Selon des rumeurs persistantes, un bras de fer opposerait depuis quelques mois certains ministres au premier ministre.Cette guéguerre froide trouverait son origine, dans les rumeurs d’éventuelle nomination d’un nouveau premier ministre en remplacement de l’actuel chef du gouvernement.

Trop nonchalant selon ses détracteurs, Mathieu Simplice Sarandji doit rendre son tablier de l’immeuble Pétroca. Ces rumeurs indiquent par ailleurs que le sulfureux dossier serait même à l’origine de la brouille entre le Premier ministre et ses ministres tels qu’Henri Marie Dondra, Charles Armel Doubane qu’il accuserait de vouloir le supplanter en glissant des peaux de banane sous son pied, pour prendre l’immeuble Pétroca.

Et tout serait mis en œuvre par le PM pour leur faire payer par tous les moyens possibles cette ingratitude. En colère l’homme pointerait du doigt certains ministres qu’il faut les faire déguerpir du navire. Dans son collimateur les Ministre Serge Bokassa, Henri Marie Dondra, Charles Armel Doubane, Felix Moloua .

Par ailleurs, les ministres indexés se disent en coulisses capables et compétents pour lui succéder valablement.Les échanges musclés de ce dernier temps en sourdine entre ces collaborateurs attestent de la dégradation du climat politique.Mais Sarandji joue « perso », dans son coin, son pré carré, prompte à se servir des dossiers brulants, prenant systématiquement, en privé, le contre-pied de ses ministres pour se mettre en avant en montrant l’incompétence de ces derniers auprès du chef.L’unique référent du premier ministre, c’est son amitié de longue date avec le président Touadera.

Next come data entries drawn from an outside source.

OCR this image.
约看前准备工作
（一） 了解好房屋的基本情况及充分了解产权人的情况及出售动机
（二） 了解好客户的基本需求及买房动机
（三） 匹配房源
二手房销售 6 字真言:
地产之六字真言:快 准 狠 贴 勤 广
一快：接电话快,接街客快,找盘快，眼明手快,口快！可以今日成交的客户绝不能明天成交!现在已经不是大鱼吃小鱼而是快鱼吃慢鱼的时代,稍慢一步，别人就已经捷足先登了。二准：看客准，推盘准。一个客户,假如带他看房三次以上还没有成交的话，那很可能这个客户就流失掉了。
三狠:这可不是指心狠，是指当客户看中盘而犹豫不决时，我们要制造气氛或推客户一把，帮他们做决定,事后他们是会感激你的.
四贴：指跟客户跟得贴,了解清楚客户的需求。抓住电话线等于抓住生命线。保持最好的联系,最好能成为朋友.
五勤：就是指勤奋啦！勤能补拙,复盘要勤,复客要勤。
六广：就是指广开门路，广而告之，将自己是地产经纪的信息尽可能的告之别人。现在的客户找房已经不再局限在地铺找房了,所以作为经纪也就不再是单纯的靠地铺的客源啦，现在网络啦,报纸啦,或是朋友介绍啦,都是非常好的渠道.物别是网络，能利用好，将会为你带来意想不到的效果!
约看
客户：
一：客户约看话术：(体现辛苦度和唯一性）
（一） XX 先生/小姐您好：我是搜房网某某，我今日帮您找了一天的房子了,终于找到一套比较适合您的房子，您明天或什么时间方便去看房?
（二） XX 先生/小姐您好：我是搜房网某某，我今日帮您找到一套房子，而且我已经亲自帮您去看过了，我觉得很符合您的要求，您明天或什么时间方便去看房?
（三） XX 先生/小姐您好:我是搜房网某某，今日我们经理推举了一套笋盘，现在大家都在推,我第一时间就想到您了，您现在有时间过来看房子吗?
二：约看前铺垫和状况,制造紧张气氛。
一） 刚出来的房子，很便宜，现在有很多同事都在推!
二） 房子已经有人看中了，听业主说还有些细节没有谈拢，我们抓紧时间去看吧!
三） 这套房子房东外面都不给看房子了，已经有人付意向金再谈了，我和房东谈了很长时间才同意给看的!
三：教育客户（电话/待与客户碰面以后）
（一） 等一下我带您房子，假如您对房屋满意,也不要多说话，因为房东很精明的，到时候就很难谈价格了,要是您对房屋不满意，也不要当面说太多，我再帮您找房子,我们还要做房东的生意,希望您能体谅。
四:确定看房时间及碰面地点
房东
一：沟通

Finalement face aux pressions multiformes, aux dernières rumeurs, avant que Faustin Archange Touadéra n’ait pu prendre l’avion pour le Mali en vue du Sommet Afrique-France, Simplice Mathieu Sarandji, selon une source politique et proche de la Primature, lui aurait remis sa démission.

Le centrafricain Lambda au regard effaré se demande toujours :

Sarandji a-t-il réellement démissionné ?

Qu’attend Touadera pour désigner un premier ministre ?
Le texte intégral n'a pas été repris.